High tides and low tides come and go, as the level of the sea goes up and down. This reassuring cycle of two high tides and two low tides occurs most days on most of the coastlines of the world.
The Moon gets most of the credit. The Moon has only about 1/100th the mass of Earth. Even so, it has enough gravity to affect us. As Earth rotates, the Moon exerts its gravitational pull on Earth. The land masses don't pay much attention to this little tug, but the oceans, being much more "flexible," respond by bulging "up" toward the Moon. The bulge stays on the Moon-facing side as Earth turns beneath it.
That explains one high tide per day, but what about the other high tide?
The ocean also bulges out on the side of Earth opposite the Moon.
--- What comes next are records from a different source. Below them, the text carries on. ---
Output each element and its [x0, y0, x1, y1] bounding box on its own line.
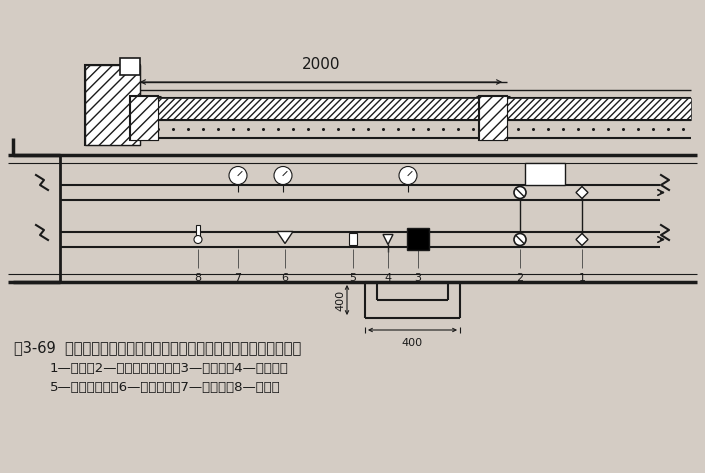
Bar: [196, 226, 200, 237]
Text: 图3-69  带热量表建筑物采暖入口装置安装示意图（室外地沟内安装）: 图3-69 带热量表建筑物采暖入口装置安装示意图（室外地沟内安装）: [14, 340, 301, 355]
Text: 1—闸阀；2—蝶阀（或闸阀）；3—热量表；4—泄水阀；: 1—闸阀；2—蝶阀（或闸阀）；3—热量表；4—泄水阀；: [50, 362, 289, 375]
Bar: [479, 96, 507, 140]
Bar: [85, 65, 140, 145]
Text: 2: 2: [517, 273, 524, 283]
Text: 400: 400: [335, 289, 345, 311]
Text: 7: 7: [235, 273, 242, 283]
Text: 6: 6: [281, 273, 288, 283]
Bar: [85, 65, 140, 145]
Bar: [525, 163, 565, 185]
Polygon shape: [383, 235, 393, 245]
Bar: [407, 228, 429, 251]
Polygon shape: [277, 231, 293, 244]
Text: 4: 4: [384, 273, 391, 283]
Text: 5: 5: [350, 273, 357, 283]
Bar: [349, 234, 357, 245]
Polygon shape: [576, 186, 588, 199]
Circle shape: [514, 234, 526, 245]
Text: 5—温度传感器；6—水过滤器；7—压力表；8—温度计: 5—温度传感器；6—水过滤器；7—压力表；8—温度计: [50, 381, 281, 394]
Circle shape: [229, 166, 247, 184]
Circle shape: [399, 166, 417, 184]
Circle shape: [274, 166, 292, 184]
Text: 8: 8: [195, 273, 202, 283]
Circle shape: [514, 186, 526, 199]
Bar: [130, 96, 158, 140]
Bar: [135, 98, 691, 120]
Bar: [130, 96, 158, 140]
Bar: [479, 96, 507, 140]
Text: 2000: 2000: [302, 57, 341, 72]
Text: 3: 3: [415, 273, 422, 283]
Polygon shape: [576, 234, 588, 245]
Text: 1: 1: [579, 273, 585, 283]
Text: 400: 400: [401, 338, 422, 348]
Bar: [120, 58, 140, 75]
Circle shape: [194, 236, 202, 244]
If the Moon's gravity is pulling the oceans toward it, how can the ocean also bulge on the side of Earth away from the Moon?
To explain, let's first talk about center of gravity. An object's center of gravity is the exact center point of all its mass. For example, for an ordinary 12-inch ruler, the center of gravity will be at the 6-inch mark. You will be able to balance the ruler on one finger at that point. Objects that have more mass on one side than the other will have a center of gravity closer to the more massive part. For example, the center of gravity of a sledge hammer will be somewhere inside the hammer's heavy head, rather than out in the wooden handle somewhere, even though the handle takes up more space.
Now, when two objects are gravitationally locked together in orbit, they are actually both orbiting their common center of gravity. So the Moon isn't orbiting Earth's center. Rather it is orbiting the center of gravity of both objects combined. Since the Moon's mass is about 1/100th of Earth's, the center of gravity of the Earth-Moon system is not the center of Earth. Instead, it is about 1,722 kilometers (1,070 miles) beneath Earth's surface, or a bit over one-quarter of the way to the center of Earth. (Earth's radius is about 6,378 kilometers, or 3,963 miles).
Now let's talk about another effect besides gravity that is at work on this system. Imagine spinning a ball around on a string. The ball really wants to continue in a straight line perpendicular to the string. If the string suddenly broke, that's exactly what the ball would do. It looks as if two forces are working on the ball: one pulling it inward and one pulling it outward. But this second "force," called centrifugal (meaning "center-fleeing") force, isn't really a force at all. If the string broke, there would really be no forces (discounting gravity and air drag) acting on the ball, and it would fly off in the same direction it was already going.
With the center of gravity of the Earth-Moon system being closer to the Moon-facing side of Earth than the opposite side, the Moon (on one side) and more than 75% of Earth's mass (on the other side) are being "swung around" their center of gravity. So the oceans that are on that more massive side of the center bulge out as if they were the ball pulling on the gravitational string.
The Moon's gravitational pull on the side of Earth nearest the Moon is strong enough to overcome the centrifugal force and pull the oceans toward the Moon. The Moon's gravity is tugging on the far side of Earth too, but because that side is farther away, the Moon's gravity is too weak to overcome the centrifugal force. Thus the oceans bulge on that side as well.